There have been numerous debates about “birthright” citizenship in recent weeks. As the Heritage Foundation has pointed out, the claim that the 14th Amendment confers citizenship on the children of visitors or illegal aliens is mistaken. Neither the text nor the legislative history supports such an interpretation.
Perspective is needed. How many other countries have birthright citizenship? How many such children are there in the United States, and how much is this costing us? The Center for Immigration Studies has just released a study by Jon Feere that gives some answers. The report didn’t get the attention it should have -- perhaps because it has some very inconvenient truths.
Feere’s research found that the “overwhelmingly majority of the world’s countries do not offer automatic citizenship to everyone born within their borders.” Only 30 countries out of 194 offer automatic citizenship, CIS confirmed. Of the 31 counties listed on the International Monetary Fund’s list of advanced economies, only the United States and Canada grant automatic birthright citizenship.

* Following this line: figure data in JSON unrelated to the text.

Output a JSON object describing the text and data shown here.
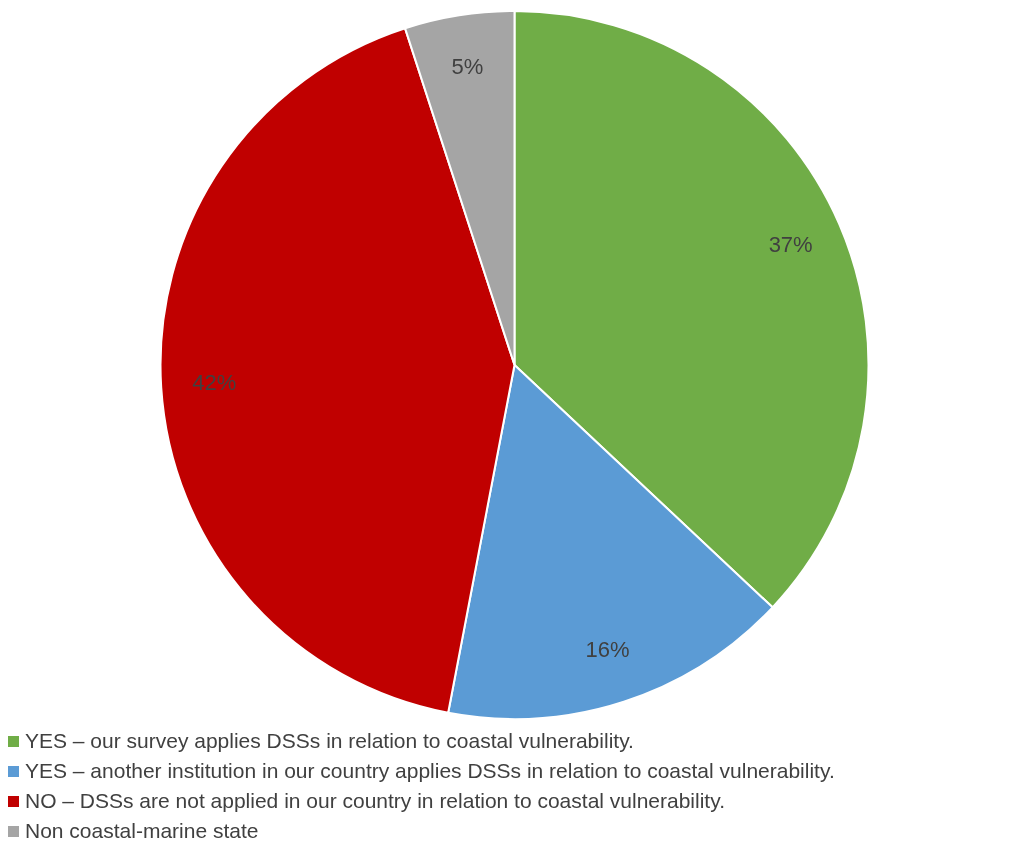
{
  "chart_data": {
    "type": "pie",
    "categories": [
      "YES – our survey applies DSSs in relation to coastal vulnerability.",
      "YES – another institution in our country applies DSSs in relation to coastal vulnerability.",
      "NO – DSSs are not applied in our country in relation to coastal vulnerability.",
      "Non coastal-marine state"
    ],
    "values": [
      37,
      16,
      42,
      5
    ],
    "value_labels": [
      "37%",
      "16%",
      "42%",
      "5%"
    ],
    "colors": [
      "#70ad47",
      "#5b9bd5",
      "#c00000",
      "#a5a5a5"
    ],
    "legend": "bottom"
  }
}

No country in Europe, a continent many liberals often cite for its supposedly superior views on everything from government health care to high tax rates, grants automatic citizenship. The trend has been toward eliminating it in the few countries that grant it. Australia, Ireland, India, New Zealand, and the United Kingdom have all jettisoned this policy.
CIS estimates there are 300,000 to 400,000 children born to illegal immigrants in the U.S. each year. There were 2.3 million such children in 2003; there were four million in 2008 – and that number doesn’t include children who are older than 18 or who are married. Texas says that between 60,000 to 65,000 of the children born in Texas every year have parents who are not citizens or 16% of the total births in the state -- 542,152 from 2001 to 2009.
And the hundreds of thousands of such children are no accident. Many of them are the result of a deliberate effort by illegal aliens and foreign tourists to exploit our law and use these children to keep themselves in the country. Such children provide access to welfare benefits that would otherwise be off-limit to the parents and can “ultimately initiate chain migration of the child’s extended family and in-laws,” the CIS study notes.